If you are using a third-party camera, you need to install the plugin provided by the camera vendor and specify the location of the plugin using the MV_HAL_PLUGIN_PATH environment variable.

Running tests

Running the test suite is a sure-fire way to ensure you did everything well with your compilation and installation process.

The more modules you add the more tests will be run when you do this step.

  • Go to this page and click on the Download All button to retrieve an archive of all the files necessary to run the tests.

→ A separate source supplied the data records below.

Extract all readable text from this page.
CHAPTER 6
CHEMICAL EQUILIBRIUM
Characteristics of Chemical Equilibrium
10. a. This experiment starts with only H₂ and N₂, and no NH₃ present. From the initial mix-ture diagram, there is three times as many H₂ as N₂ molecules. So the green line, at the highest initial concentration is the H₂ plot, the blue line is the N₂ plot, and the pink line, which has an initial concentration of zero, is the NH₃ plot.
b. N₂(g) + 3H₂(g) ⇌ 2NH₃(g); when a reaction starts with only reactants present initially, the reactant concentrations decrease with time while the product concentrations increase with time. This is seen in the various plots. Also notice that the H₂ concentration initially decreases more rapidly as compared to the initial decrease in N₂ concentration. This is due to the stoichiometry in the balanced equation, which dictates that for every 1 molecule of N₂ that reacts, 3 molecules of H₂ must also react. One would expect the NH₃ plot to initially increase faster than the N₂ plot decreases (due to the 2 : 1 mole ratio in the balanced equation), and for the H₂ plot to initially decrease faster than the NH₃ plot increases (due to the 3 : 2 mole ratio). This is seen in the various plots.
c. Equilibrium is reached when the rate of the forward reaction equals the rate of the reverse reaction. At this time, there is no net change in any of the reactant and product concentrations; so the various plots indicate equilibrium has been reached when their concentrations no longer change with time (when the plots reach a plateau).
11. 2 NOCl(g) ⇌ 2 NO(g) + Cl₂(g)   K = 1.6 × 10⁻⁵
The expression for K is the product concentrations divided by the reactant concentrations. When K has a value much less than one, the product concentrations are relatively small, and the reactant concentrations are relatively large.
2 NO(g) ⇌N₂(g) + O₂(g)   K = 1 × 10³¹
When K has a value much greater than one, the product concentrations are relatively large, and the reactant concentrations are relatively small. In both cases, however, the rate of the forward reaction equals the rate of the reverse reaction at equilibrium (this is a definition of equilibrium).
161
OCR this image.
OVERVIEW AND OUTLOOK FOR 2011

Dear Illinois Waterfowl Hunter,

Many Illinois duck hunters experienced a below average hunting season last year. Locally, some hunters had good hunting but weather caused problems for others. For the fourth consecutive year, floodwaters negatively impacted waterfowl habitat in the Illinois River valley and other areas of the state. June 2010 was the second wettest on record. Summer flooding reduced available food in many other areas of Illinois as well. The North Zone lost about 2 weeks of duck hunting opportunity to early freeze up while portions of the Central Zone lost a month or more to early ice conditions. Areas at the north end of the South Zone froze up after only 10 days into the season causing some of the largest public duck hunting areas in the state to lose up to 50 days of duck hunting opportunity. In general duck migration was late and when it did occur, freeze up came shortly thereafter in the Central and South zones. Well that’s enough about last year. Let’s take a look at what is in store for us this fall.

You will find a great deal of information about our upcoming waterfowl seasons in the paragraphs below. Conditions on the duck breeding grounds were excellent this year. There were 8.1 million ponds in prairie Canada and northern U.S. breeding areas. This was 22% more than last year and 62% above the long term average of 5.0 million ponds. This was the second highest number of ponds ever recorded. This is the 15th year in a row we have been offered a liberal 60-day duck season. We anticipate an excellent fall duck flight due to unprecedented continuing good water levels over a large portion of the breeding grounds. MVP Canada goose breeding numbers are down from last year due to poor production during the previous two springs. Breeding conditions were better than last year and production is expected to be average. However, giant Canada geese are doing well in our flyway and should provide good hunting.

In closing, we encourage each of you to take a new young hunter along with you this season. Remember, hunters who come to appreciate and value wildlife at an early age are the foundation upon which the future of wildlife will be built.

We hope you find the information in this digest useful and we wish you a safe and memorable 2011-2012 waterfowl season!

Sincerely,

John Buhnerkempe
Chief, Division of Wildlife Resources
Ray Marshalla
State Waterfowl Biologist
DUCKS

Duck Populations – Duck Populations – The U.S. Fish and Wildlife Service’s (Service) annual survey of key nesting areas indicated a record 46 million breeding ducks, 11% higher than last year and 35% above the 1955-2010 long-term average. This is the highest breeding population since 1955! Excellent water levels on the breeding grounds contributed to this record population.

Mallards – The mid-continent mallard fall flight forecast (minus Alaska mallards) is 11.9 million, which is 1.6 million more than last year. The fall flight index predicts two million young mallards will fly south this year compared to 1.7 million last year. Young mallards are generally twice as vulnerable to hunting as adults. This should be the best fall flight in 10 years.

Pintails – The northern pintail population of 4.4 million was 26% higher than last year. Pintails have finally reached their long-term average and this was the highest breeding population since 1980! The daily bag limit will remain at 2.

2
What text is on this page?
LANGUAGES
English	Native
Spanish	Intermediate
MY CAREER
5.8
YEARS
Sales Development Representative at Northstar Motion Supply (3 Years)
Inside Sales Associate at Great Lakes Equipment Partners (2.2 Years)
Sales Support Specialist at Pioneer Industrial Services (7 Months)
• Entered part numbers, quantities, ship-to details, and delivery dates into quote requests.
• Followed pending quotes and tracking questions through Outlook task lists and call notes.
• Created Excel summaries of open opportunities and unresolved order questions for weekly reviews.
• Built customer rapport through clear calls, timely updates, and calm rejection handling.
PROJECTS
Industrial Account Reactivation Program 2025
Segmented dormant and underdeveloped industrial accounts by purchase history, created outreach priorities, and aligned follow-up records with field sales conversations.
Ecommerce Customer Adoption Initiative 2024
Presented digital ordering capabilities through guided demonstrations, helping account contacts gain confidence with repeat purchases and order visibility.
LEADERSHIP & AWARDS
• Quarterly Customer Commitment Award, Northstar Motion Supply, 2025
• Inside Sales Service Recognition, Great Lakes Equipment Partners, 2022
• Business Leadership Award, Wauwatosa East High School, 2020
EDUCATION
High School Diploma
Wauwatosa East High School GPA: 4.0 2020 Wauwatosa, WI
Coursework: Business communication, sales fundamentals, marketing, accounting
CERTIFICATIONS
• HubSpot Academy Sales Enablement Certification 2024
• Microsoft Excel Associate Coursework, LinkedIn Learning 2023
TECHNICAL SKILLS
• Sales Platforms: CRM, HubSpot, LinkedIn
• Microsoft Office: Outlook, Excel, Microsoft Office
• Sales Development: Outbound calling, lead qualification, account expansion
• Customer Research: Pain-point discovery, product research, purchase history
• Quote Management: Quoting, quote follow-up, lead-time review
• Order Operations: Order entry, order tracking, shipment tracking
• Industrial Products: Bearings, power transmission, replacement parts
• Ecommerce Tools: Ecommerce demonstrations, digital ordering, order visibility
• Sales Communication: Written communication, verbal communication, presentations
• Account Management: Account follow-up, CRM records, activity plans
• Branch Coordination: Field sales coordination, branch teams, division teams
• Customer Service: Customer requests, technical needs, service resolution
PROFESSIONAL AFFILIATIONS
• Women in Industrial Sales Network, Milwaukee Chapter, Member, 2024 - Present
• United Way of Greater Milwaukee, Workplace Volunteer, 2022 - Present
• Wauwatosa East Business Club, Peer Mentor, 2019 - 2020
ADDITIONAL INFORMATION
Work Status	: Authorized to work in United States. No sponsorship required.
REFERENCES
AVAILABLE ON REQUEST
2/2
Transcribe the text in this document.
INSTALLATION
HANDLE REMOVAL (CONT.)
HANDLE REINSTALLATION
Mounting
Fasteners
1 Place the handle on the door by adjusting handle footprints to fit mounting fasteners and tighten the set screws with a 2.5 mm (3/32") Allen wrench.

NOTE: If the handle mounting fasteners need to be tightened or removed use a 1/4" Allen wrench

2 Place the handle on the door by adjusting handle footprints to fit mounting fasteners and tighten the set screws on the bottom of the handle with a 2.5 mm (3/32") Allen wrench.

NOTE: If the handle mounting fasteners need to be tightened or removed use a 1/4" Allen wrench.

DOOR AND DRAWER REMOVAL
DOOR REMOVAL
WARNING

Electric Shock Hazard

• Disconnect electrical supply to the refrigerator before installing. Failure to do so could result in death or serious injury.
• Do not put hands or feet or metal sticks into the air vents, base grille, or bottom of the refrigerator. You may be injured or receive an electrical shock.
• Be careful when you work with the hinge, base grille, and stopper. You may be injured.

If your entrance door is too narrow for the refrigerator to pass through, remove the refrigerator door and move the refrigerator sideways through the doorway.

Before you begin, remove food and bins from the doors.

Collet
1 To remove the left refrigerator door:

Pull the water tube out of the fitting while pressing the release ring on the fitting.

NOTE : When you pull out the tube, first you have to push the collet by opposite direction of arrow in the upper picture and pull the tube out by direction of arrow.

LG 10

Please be aware that the archive you’ll receive is approximately 5 Gb in size.

  • Extract and put the contents of this archive into <MV_SDK_SRC_DIR>. For instance, the correct path of sequence gen31_timer.raw should be <MV_SDK_SRC_DIR>/datasets/openeb/gen31_timer.raw.

  • Regenerate the makefiles with the test options enabled:

cd <MV_SDK_SRC_DIR>/build
cmake .. -DBUILD_TESTING=ON
  • Compile again:

cmake --build . --config Release -- -j `nproc`
  • Make sure you launched the utils/scripts/setup_env.sh mentioned before, and run the test suite:

ctest -C Release

Get started!

You are now ready to use Metavision SDK. The best way to start getting familiar with the event-based technology is to open an event-based camera with Metavision Studio to begin data collection and visualization. You can choose to dive directly in the SDK by following a getting started guide or looking at a Code Sample.